Motley Crue and Ratt were already fairly successful in a similar image-oriented Metal Lite way, but some considered bands like Iron Maiden, Judas Priest, and Quiet Riot, who didn't wear makeup or try to look pretty, to be the One True Way of Metal. In 1986, Bon Jovi, Poison, and Cinderella had all hit it big, much to the disgust of some heavy metal fans (and some outside the metal scene as well) who dismissed them as having gained their success on their glam image.
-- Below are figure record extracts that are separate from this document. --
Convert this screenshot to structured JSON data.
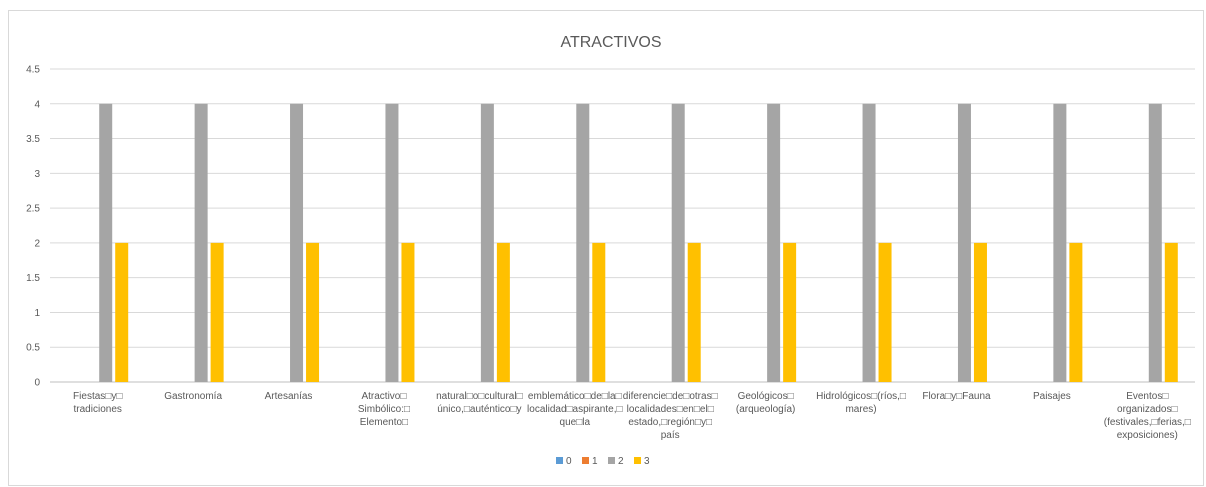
{
  "chart_data": {
    "type": "bar",
    "title": "ATRACTIVOS",
    "xlabel": "",
    "ylabel": "",
    "ylim": [
      0,
      4.5
    ],
    "yticks": [
      "0",
      "0.5",
      "1",
      "1.5",
      "2",
      "2.5",
      "3",
      "3.5",
      "4",
      "4.5"
    ],
    "grid": true,
    "legend_position": "bottom",
    "categories": [
      [
        "Fiestas\u0000y\u0000",
        "tradiciones"
      ],
      [
        "Gastronomía"
      ],
      [
        "Artesanías"
      ],
      [
        "Atractivo\u0000",
        "Simbólico:\u0000",
        "Elemento\u0000"
      ],
      [
        "natural\u0000o\u0000cultural\u0000",
        "único,\u0000auténtico\u0000y"
      ],
      [
        "emblemático\u0000de\u0000la\u0000",
        "localidad\u0000aspirante,\u0000",
        "que\u0000la"
      ],
      [
        "diferencie\u0000de\u0000otras\u0000",
        "localidades\u0000en\u0000el\u0000",
        "estado,\u0000región\u0000y\u0000",
        "país"
      ],
      [
        "Geológicos\u0000",
        "(arqueología)"
      ],
      [
        "Hidrológicos\u0000(ríos,\u0000",
        "mares)"
      ],
      [
        "Flora\u0000y\u0000Fauna"
      ],
      [
        "Paisajes"
      ],
      [
        "Eventos\u0000",
        "organizados\u0000",
        "(festivales,\u0000ferias,\u0000",
        "exposiciones)"
      ]
    ],
    "series": [
      {
        "name": "0",
        "color": "#5b9bd5",
        "values": [
          0,
          0,
          0,
          0,
          0,
          0,
          0,
          0,
          0,
          0,
          0,
          0
        ]
      },
      {
        "name": "1",
        "color": "#ed7d31",
        "values": [
          0,
          0,
          0,
          0,
          0,
          0,
          0,
          0,
          0,
          0,
          0,
          0
        ]
      },
      {
        "name": "2",
        "color": "#a5a5a5",
        "values": [
          4,
          4,
          4,
          4,
          4,
          4,
          4,
          4,
          4,
          4,
          4,
          4
        ]
      },
      {
        "name": "3",
        "color": "#ffc000",
        "values": [
          2,
          2,
          2,
          2,
          2,
          2,
          2,
          2,
          2,
          2,
          2,
          2
        ]
      }
    ]
  }
}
She may not have known it, but this was an interesting period for heavy metal, which was splitting in different directions and going through other changes. In 1987 or so, she decided to make a movie about her other favored music, heavy metal.
#WESTERN CIVILIZATION II FULL VERSION#
Now that I have access to the full version (courtesy of the Hillsborough County, Florida public library system) here goes a full overview.Īt the time, Penelope Spheeris was known for a 1981 documentary about punk music which I really should see sometime, The Decline of Western Civilization, and some obscure punk-esque comedy movies. I figure I represent the 1980s suburban metalhead experience as well as anyone, and eventually I would pretty much memorize my tape of the film (of the bowdlerized version shown on MTV, unfortunately). It's been 15 years since I first saw this movie (as of the date of this update, Halloween 2003) at the age of 15 in October 1988 in a movie theater in Tyrone Mall in St.